18
SELENE
The safe house is a brownstone in Carroll Gardens that belongs to no one on paper.
Two bedrooms, a kitchen that hasn't been updated since the eighties, and a bathroom with a lock that actually works.
Cassius owns it through so many layers of shell companies that even I couldn't trace it back to him, and I've been tracing his shell companies for weeks.
Emilia is in the bedroom at the end of the hall, and the doctor is with her.
Cassius made a call from the car before we arrived, and a woman was waiting when we pulled up. Dr. Maren Tate is in her mid-forties, with calm eyes, steady hands, and most important—no questions about the blood, the tactical gear, or the girl being carried through the door by two men who looked like they'd just been through hell…because they had.
A female doctor. He chose a woman.
The detail lodges in my ribs like a shard of something I can't identify.
He thought about Emilia's trauma, about what it would mean for her to be touched and examined by a man after being hurt by men, and he made a different choice.
It's such a small thing.

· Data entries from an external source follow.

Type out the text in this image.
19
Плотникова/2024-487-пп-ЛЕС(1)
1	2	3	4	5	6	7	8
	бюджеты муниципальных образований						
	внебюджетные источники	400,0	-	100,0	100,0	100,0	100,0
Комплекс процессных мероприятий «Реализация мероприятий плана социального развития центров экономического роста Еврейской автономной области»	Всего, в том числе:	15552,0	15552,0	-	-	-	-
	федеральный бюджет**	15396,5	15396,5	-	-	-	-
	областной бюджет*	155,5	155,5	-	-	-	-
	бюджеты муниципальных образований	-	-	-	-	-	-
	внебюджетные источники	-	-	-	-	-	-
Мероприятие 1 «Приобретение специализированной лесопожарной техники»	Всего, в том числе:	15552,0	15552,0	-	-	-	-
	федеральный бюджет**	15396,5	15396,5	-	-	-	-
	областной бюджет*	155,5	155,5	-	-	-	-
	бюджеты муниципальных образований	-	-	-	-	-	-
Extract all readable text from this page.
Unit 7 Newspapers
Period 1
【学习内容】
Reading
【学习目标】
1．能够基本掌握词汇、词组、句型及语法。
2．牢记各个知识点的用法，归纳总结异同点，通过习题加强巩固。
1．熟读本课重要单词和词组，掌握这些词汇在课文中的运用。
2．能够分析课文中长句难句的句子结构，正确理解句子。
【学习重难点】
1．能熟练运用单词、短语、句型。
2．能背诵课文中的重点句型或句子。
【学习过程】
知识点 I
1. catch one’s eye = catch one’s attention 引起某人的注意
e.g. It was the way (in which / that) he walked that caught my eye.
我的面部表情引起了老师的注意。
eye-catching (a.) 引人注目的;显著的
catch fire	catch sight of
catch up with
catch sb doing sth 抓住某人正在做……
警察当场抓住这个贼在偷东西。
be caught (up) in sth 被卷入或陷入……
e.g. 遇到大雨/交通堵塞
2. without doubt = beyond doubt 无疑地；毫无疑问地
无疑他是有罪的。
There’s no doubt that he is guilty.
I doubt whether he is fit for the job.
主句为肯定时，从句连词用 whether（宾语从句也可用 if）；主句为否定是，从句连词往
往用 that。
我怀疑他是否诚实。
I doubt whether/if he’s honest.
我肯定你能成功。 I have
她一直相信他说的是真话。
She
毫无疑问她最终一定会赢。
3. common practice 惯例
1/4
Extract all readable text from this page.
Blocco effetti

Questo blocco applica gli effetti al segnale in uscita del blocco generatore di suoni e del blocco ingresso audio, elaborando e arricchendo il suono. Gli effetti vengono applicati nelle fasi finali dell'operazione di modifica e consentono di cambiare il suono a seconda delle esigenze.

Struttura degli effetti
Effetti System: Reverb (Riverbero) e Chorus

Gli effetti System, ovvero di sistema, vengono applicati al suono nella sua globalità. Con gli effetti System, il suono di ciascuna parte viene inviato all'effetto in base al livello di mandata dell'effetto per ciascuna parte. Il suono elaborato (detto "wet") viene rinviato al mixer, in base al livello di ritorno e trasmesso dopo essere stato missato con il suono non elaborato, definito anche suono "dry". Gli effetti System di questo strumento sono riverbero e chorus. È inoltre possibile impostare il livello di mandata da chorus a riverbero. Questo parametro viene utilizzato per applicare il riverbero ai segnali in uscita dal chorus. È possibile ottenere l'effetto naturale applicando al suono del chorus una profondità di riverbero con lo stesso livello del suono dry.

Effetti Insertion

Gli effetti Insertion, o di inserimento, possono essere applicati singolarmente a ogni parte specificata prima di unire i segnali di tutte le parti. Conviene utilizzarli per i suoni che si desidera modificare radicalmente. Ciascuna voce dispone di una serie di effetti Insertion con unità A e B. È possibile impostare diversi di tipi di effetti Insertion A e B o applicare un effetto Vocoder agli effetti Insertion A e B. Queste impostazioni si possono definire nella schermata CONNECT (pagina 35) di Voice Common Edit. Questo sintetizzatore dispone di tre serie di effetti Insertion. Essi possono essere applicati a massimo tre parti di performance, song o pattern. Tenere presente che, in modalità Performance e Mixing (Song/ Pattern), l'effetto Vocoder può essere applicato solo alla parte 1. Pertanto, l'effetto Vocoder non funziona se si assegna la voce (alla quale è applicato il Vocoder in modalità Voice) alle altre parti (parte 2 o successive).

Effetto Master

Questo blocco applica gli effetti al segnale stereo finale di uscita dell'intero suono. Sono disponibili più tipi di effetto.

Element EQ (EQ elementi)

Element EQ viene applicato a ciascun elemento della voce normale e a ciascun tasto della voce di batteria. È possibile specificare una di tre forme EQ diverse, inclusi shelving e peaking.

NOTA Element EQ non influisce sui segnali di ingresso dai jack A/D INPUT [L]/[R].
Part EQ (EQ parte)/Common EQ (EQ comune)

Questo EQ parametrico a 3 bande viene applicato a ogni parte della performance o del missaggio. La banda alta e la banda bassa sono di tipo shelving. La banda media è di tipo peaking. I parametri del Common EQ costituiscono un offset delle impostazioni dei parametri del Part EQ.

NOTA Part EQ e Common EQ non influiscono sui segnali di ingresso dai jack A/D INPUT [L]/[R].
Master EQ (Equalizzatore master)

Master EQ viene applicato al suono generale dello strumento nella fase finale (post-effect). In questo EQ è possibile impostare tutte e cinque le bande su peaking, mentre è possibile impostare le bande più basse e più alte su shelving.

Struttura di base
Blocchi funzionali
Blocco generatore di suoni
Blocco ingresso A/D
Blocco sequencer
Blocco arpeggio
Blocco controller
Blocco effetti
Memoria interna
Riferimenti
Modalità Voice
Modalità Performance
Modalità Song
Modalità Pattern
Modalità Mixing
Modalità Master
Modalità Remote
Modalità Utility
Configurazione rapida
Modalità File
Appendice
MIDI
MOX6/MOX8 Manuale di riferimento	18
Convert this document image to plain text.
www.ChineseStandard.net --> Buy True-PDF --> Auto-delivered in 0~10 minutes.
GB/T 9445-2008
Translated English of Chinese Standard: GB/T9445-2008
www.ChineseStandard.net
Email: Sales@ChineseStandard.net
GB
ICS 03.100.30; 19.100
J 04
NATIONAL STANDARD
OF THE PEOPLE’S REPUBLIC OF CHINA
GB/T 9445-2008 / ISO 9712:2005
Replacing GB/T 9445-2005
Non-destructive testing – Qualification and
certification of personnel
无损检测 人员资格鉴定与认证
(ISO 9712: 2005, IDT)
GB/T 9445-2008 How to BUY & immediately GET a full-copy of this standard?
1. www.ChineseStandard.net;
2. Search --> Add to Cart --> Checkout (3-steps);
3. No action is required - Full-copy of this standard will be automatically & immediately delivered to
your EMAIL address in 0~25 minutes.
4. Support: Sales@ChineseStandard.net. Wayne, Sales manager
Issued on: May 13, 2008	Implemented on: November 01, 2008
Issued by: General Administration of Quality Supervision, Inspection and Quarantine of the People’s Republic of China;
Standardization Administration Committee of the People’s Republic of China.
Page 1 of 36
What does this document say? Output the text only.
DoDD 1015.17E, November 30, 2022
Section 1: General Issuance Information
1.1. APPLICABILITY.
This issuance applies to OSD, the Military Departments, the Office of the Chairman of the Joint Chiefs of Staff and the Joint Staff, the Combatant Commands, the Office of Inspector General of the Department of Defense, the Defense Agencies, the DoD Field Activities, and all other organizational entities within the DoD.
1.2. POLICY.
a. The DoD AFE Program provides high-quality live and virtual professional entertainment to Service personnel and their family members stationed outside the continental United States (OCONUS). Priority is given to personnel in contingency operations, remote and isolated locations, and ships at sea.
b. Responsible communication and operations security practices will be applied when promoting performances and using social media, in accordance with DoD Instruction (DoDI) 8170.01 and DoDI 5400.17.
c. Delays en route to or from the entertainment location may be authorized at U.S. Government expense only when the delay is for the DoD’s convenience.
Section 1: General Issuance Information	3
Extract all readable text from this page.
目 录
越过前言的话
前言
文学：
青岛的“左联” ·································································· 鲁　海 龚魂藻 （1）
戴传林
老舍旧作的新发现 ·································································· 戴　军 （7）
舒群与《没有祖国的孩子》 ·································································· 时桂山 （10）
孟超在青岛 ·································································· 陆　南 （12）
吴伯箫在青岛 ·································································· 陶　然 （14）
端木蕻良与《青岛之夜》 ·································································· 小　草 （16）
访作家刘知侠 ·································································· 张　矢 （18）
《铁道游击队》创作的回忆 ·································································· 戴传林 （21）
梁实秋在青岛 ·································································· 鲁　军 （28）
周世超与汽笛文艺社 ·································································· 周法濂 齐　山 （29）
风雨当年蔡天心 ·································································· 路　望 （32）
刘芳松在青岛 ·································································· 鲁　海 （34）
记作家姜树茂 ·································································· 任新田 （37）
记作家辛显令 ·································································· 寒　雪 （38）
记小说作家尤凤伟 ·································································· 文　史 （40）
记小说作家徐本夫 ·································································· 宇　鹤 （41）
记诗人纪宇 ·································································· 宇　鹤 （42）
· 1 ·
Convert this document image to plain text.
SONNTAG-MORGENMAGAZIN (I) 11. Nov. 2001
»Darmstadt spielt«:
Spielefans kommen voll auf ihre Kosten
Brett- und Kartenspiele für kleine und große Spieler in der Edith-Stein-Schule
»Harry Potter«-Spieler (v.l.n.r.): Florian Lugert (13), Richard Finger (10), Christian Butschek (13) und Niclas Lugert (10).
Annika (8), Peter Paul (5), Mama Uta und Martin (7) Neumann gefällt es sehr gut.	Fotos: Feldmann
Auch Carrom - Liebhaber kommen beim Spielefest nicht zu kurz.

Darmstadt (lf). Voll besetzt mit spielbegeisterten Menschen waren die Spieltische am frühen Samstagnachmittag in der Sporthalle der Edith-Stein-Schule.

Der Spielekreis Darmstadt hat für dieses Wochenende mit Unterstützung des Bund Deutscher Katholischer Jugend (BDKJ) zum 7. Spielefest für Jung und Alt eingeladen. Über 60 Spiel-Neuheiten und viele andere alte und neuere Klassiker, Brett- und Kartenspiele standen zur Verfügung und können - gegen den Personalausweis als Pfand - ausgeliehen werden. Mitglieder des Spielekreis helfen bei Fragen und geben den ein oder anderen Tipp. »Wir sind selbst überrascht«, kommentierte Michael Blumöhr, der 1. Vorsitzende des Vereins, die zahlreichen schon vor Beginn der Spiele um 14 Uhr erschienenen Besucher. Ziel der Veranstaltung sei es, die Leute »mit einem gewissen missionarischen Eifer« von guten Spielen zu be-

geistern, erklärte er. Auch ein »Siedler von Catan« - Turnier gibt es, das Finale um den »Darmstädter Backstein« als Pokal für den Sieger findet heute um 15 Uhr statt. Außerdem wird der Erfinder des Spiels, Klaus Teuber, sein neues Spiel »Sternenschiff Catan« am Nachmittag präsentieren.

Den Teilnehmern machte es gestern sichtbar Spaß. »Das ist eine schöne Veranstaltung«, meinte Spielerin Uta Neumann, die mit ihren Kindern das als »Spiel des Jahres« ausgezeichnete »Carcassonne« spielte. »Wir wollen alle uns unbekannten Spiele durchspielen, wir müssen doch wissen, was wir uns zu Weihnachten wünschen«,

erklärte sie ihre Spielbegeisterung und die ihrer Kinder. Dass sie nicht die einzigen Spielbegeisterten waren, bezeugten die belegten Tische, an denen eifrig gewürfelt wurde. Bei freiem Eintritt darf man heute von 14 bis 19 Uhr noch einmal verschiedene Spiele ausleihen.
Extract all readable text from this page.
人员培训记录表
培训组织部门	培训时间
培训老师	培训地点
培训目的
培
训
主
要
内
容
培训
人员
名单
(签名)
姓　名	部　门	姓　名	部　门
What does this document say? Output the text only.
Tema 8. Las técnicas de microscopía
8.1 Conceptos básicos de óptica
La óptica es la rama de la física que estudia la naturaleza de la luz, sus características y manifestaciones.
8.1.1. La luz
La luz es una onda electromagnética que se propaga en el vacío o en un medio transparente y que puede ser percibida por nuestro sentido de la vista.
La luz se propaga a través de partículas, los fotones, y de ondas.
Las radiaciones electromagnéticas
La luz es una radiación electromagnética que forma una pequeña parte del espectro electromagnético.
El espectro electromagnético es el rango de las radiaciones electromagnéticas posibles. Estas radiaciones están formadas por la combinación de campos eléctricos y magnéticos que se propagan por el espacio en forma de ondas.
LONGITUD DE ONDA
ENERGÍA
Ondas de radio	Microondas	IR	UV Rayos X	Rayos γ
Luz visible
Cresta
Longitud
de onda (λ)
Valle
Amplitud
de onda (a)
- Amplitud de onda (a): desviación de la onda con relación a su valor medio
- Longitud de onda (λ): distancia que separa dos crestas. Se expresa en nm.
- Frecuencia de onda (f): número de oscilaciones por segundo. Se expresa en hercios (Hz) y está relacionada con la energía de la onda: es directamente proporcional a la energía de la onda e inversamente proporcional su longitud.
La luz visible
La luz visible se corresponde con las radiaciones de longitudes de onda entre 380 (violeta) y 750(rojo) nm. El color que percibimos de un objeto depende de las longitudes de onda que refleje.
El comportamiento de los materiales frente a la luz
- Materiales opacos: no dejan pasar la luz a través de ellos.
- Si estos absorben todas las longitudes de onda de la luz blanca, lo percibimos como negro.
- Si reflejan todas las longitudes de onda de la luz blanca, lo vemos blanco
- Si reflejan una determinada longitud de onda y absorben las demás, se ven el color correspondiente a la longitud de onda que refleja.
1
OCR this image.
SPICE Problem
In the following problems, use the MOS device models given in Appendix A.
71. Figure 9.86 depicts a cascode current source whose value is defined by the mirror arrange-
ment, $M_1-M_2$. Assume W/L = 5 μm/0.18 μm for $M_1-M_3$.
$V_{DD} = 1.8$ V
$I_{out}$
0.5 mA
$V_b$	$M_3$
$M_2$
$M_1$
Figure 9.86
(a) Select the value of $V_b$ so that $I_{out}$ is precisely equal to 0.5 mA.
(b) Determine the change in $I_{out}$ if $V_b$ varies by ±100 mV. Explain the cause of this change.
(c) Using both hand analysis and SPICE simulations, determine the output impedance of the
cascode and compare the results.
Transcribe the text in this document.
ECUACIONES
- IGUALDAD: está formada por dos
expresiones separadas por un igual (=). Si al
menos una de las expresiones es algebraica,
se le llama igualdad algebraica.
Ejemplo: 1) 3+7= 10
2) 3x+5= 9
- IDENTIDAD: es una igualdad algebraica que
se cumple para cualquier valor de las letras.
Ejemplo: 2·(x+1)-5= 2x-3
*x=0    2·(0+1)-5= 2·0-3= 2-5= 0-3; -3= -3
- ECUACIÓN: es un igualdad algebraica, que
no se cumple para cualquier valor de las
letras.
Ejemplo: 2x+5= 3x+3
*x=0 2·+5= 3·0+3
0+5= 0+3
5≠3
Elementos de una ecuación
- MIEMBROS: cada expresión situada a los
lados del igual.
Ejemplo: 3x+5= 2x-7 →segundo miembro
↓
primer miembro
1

Such a human thing, from a man I've spent weeks trying to convince myself isn't human at all.
I stand in the hallway outside Emilia's door and listen to the murmur of Dr. Tate's voice. Low, soothing, professional. The occasional sound of Emilia crying, muffled, the thin, exhausted crying of someone who has been doing it for days and doesn't have the energy left to sob.
Lionel is by the front door. Cassius left an hour ago to deal with the aftermath—the bodies, the scene, whatever cleanup a man like him does after a night like this.
He didn't kiss me goodbye, didn't touch me. Just looked at me with those gray eyes and said, "Stay with her. I'll send someone for you when she's settled."
Then he was gone, and the brownstone felt smaller and colder without the space he takes up in a room.
I go to the bathroom.
The mirror is small and spotted with age, mounted above a sink with rust stains around the drain.
The woman looking back at me is someone I've been meeting in stages over the last two weeks, and each time there's less of the old version and more of whatever this is.
Tactical vest, unzipped but still on. Black shirt underneath, stiff with sweat and something darker at the cuffs. The collar at my throat, catching the weak overhead light.
Blood under my fingernails.
I turn on the faucet and the water runs cold, then warm, then too hot, and I hold my hands under it and scrub.
Soap from a dispenser that's probably been here since the house was last used.
I scrub my palms, between my fingers, the creases of my knuckles.
The blood comes off in thin, rust-colored streams that spiral down the drain.
Except the bit that’s under the nails.
It's dark there, wedged into the cuticles, staining the half-moons at the base of each nail bed.
I dig at it with my thumbnail, with the edge of a towel, with the corner of a bar of soap that crumbles against the pressure.
It doesn't come out. Not all of it.
There's a shadow under my right index finger that I can't reach, and after five minutes of trying I stand there with my hands dripping and my chest heaving and accept that I'm going to sit with Emilia with a dead man's blood still on me.
I strip off the vest, leave it on the bathroom floor.